2.    Kemudian penyusun atraf menyebutkan sebagian dari hadis, sebagaimana pada umumnya yakni disebutkan bagian awalnya. Lalu mereka menyebutkan semua jalan (turuq) dari hadis ini dalam beberapa kitab yang diperlukan, sama halnya dari banyak turuq (yang meriwayatkan) atau hanya ada satu jalan saja.

3.    Ketika banyaknya turuq dalam riwayat hadis atau hanya sebagian/sendiriannya turuq tersebut, ahli atraf menyebutkan tempat beradanya hadis itu dari dalam kitab dan bab, sehingga walaupun hadis itu berulang-ulang dalam banyaknya tempat, maka mereka menyebutkan tempat-tempat itu pula. Hal itu mempermudah mengetahui turuq hadis dan pembahasan sanad-sanad-nya.[20]

 

D.    Macam-Macam Kitab al-Atraf

Telah disebutkan pada pemaparan dahulu bahwasanya kitab-kitab Atraf ini dinisbatkan kepada Ibrahim al-Nakha’i dan seterusnya.
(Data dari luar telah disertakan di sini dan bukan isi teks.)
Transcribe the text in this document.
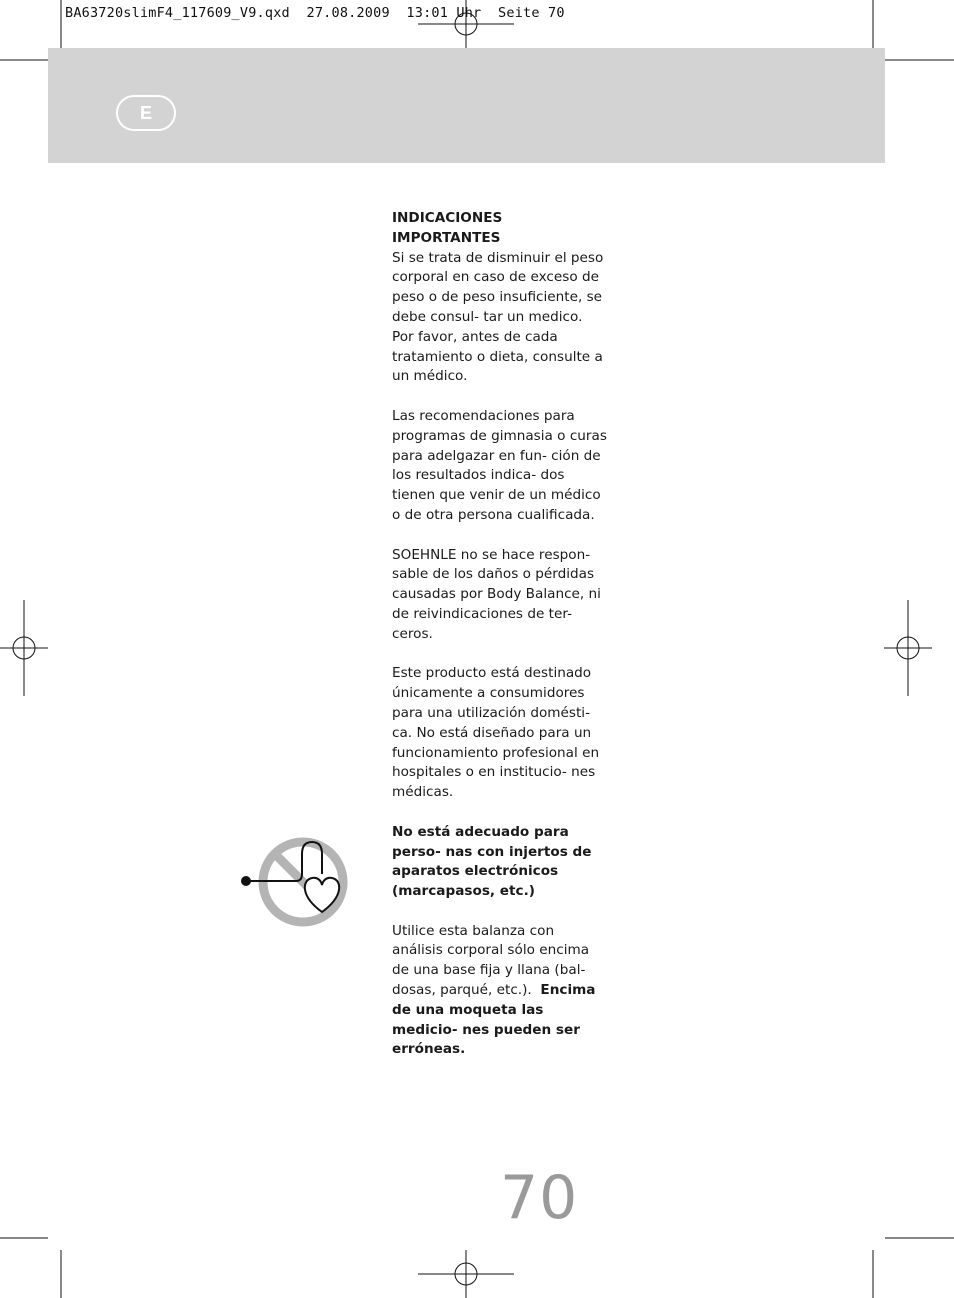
BA63720slimF4_117609_V9.qxd  27.08.2009  13:01 Uhr  Seite 70
E
INDICACIONES
IMPORTANTES

Si se trata de disminuir el peso corporal en caso de exceso de peso o de peso insuficiente, se debe consul- tar un medico. Por favor, antes de cada tratamiento o dieta, consulte a un médico.

Las recomendaciones para programas de gimnasia o curas para adelgazar en fun- ción de los resultados indica- dos tienen que venir de un médico o de otra persona cualificada.

SOEHNLE no se hace respon- sable de los daños o pérdidas causadas por Body Balance, ni de reivindicaciones de ter- ceros.

Este producto está destinado únicamente a consumidores para una utilización domésti- ca. No está diseñado para un funcionamiento profesional en hospitales o en institucio- nes médicas.

No está adecuado para perso- nas con injertos de aparatos electrónicos (marcapasos, etc.)

Utilice esta balanza con análisis corporal sólo encima de una base fija y llana (bal- dosas, parqué, etc.). Encima de una moqueta las medicio- nes pueden ser erróneas.

70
Kemudian sampailah pada penyusunan, kitab-kitab yang telah disusun berdasarkan model kitab Atraf sangatlah banyak, di antaranya adalah:

1.        Atraf al-Sahihayn, karya Khalf bin Muhammad bin ‘Ali bin Hamdun al-Wasiti (w. 401 H/1014 M).

2.        Atraf al-Sahihayn, karya Abi Nu’aym ‘Ubayd Allah bin al-Hasan al-Asbahani al-Haddad (w. 463 H).

3.        Atraf al-Sahihayn, karya Ibn Hajr (w. 852 H).

4.        Atraf al-Kutub al-Khamsah, karya Ahmad bin Thabit al-Tarqi (w. 521 H).

5.        Atraf al-Kutub al-Sittah, karya Abi al-Fadl Muhammad bin Tahir al-Maqdisi, yang dikenal dengan Ibn al-Qaysirani (w. 507 H).

6.        Tuhfah al-Ashraf biMa’rifah al-Atraf, karya Abi al-Hajjaj Yusuf bin ‘Abd al-Rahman al-Mizzi (w. 742 H).

7.        Al-Kashshaf fi Ma’rifah al-Atraf, karya Muhammad ibn ‘Ali al-Husayni al-Dimashqi (w. 765 H).

8.        Al-Ashraf ‘ala Ma’rifah al-Atraf, karya Abi al-Qasim ‘Ali bin al-Hasan, yang dikenal dengan Ibn ‘Asakir (w. 571 H).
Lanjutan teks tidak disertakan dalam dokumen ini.